Joel's statement below can be grossly misinterpreted. He states that all system and silicon vendor supports jumbo frames. That may be true but I highly doubt it. However, what is not true is that all or the even the majority of the installed base of Ethernet gear supports jumbo frames. In addition, many products on the market today do not support jumbo frames (by products I mean both equipment and silicon). During the P802.3as Frame Expansion project (soon to complete), UNH IOL kindly tested hundreds of pieces of gear and combed through hundreds of reports to determine the maximum frame size supported by Ethernet gear (that had been submitted to UNH). While not exhaustive, the data indicated a wide range of maximums from 1515 (not a typo) through 2K, 4K, 5K, and 9K and beyond.

 

Within P802.3as, we discussed jumbo frames at various times. The following constitutes my recollection of the reasons against "standardizing jumbo frames" (not ordered):

 

1) Interoperability with legacy gear

2) Increasing frame size is a slippery slope. Why 9KB? Why not something larger, like 16KB or 64KB?

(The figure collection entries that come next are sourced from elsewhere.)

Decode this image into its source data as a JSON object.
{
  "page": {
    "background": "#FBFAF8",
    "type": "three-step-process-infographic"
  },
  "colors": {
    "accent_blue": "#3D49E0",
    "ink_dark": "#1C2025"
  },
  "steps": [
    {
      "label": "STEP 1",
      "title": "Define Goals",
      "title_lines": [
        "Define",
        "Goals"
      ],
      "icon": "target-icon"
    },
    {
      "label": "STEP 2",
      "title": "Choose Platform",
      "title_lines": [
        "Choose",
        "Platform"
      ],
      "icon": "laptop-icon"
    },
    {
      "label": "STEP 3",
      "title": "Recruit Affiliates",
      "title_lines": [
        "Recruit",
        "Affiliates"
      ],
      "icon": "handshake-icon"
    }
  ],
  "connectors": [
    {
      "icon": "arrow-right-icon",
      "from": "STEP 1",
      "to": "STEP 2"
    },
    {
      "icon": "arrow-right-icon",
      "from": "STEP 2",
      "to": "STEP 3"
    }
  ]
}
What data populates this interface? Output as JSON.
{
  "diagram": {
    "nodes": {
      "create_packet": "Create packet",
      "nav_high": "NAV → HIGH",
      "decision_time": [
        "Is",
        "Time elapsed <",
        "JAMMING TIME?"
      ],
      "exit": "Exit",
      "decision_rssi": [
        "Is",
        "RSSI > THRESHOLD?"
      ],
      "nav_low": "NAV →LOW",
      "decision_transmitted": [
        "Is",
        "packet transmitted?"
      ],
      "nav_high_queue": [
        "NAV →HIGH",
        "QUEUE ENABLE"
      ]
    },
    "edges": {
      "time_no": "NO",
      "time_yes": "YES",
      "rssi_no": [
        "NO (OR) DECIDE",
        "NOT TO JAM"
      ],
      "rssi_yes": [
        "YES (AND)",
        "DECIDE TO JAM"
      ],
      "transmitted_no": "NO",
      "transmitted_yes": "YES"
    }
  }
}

3) The network performance bottlenecks change over time. Each major component of the network/system goes through improvements and upgrades, which changes the requirements on other parts of the network/system.

4) QoS (frame delay, frame delay variation, etc.) impacts

 

Kevin Daines

Chair, P802.3as TF

 

 

 

Note from archive attached below:

size=2 width="100%" align=center>
Title:

All,

If I go to any search engine and input "jumbo ethernet frames chips", I will see that every system and silicon vendor supports jumbo ethernet frames.

My question is not wether to support jumbos, because we all already do ... my question is should we finally spec it out?  I think we should, at a minimum, provision for it.